Tieflings in the Wild (and at the Table)
How tieflings are played at the table and depicted in art reflects the design decisions of the creators. According to D&D Beyond’s statistics for character classes, the tiefling is by far the most popular racial choice for the Warlock class, the two forming a natural combination for players seeking to play an edgy character with a dark secret. Looking at DND media, one of the most popular characters in the actual play “The Chain of Acheron” is a tiefling named Judge, a cool, silver-tongued Illrigger (dark paladin) of Asmodeus. Like the tiefling archetype described by Mearls, he excels at charm and manipulation, but won’t hesitate to get his hands dirty in order to solve a problem.
But others take the traditional dark fantasy trope of the tiefling and flip it on its head. Jester from Critical Role is one such tiefling: a capricious cleric who led a protected childhood and magically manifests a giant lollipop as a spiritual weapon to knock out her foes.

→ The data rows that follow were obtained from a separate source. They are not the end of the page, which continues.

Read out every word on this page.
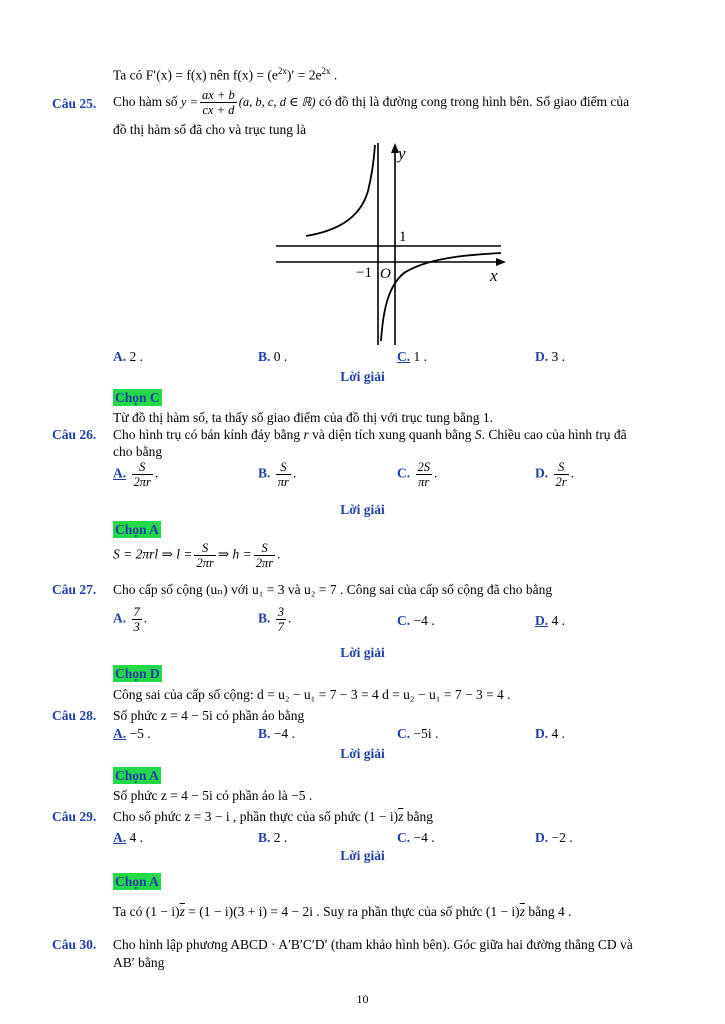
Ta có F′(x) = f(x) nên $f(x) = (e^{2x})' = 2e^{2x}$ .
Câu 25. Cho hàm số $y = \frac{ax + b}{cx + d} (a$, b, c, d ∈ ℝ) có đồ thị là đường cong trong hình bên. Số giao điểm của
đồ thị hàm số đã cho và trục tung là
y
x
1
−1 O
A. 2 .	B. 0 .	C. 1 .	D. 3 .
Lời giải
Chọn C
Từ đồ thị hàm số, ta thấy số giao điểm của đồ thị với trục tung bằng 1.
Câu 26. Cho hình trụ có bán kính đáy bằng r và diện tích xung quanh bằng S. Chiều cao của hình trụ đã
cho bằng
A. $\frac{S}{2\pi r}$ .	B. $\frac{S}{\pi r}$ .	C. $\frac{2S}{\pi r}$ .	D. $\frac{S}{2r}$ .
Lời giải
Chọn A
S = 2πrl ⇒ $l = \frac{S}{2\pi r}$ ⇒ $h = \frac{S}{2\pi r}$ .
Câu 27. Cho cấp số cộng (uₙ) với u₁ = 3 và u₂ = 7 . Công sai của cấp số cộng đã cho bằng
A. $\frac{7}{3}$ .	B. $\frac{3}{7}$ .	C. −4 .	D. 4 .
Lời giải
Chọn D
Công sai của cấp số cộng: d = u₂ − u₁ = 7 − 3 = 4 d = u₂ − u₁ = 7 − 3 = 4 .
Câu 28. Số phức z = 4 − 5i có phần ảo bằng
A. −5 .	B. −4 .	C. −5i .	D. 4 .
Lời giải
Chọn A
Số phức z = 4 − 5i có phần ảo là −5 .
Câu 29. Cho số phức z = 3 − i , phần thực của số phức $(1 - i)\overline{z}$ bằng
A. 4 .	B. 2 .	C. −4 .	D. −2 .
Lời giải
Chọn A
Ta có $(1 - i)\overline{z} = (1 - i)(3 + i) = 4 - 2i$ . Suy ra phần thực của số phức $(1 - i)\overline{z}$ bằng 4 .
Câu 30. Cho hình lập phương ABCD · A′B′C′D′ (tham khảo hình bên). Góc giữa hai đường thẳng CD và
AB′ bằng
10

Alex Boake, a freelance illustrator who specializes in tieflings, attributes the desire to subvert standard tiefling tropes to finding “the official 5e manual description of tieflings, and other monstrous races, as tending towards evil to be a little prescriptive. A lot of people, including myself, tend to go against that—making good aligned characters.” Although her clients generally request tieflings with horns and tails, “they don’t necessarily fit a standard infernal mold. Recently I drew a lavender tiefling with elegant spiral horns and flamboyant clothes, all pinks and pastels.”
Making Tieflings Our Own
These less “traditional” tiefling designs bring the race full circle, back to its 2e roots where, Cook says, tieflings “don’t constrain the player about how or what they imagined their character's past and parentage to be.” Canonical lore and standard design options influence players’ choices, but when a DM or player’s idea of their character concept clashes with or goes beyond what’s presented in the standard rules, the DM or player should win.
To that end, DND’s older editions are like tombs to plunder for our current games. And the tiefling of the Planescape setting -- with its attribute table and diverse art -- is one of the richest. In Faces of Evil: The Fiends, McComb writes that, due to their ancestry and the fluid gender of fiends, “tieflings can be of either gender, or none, or both. There’s a broad range of possibilities open to us, and we experiment whenever we can (a story for another time).” The end of 2e and the Planescape line meant the designers never completed this and many other bits of lore. Now it falls to us GMs and players -- those looking to subvert traditional fantasy tropes, add a mysterious element to their character, or explore the nature of gender through the medium of the RPG -- to finish these stories.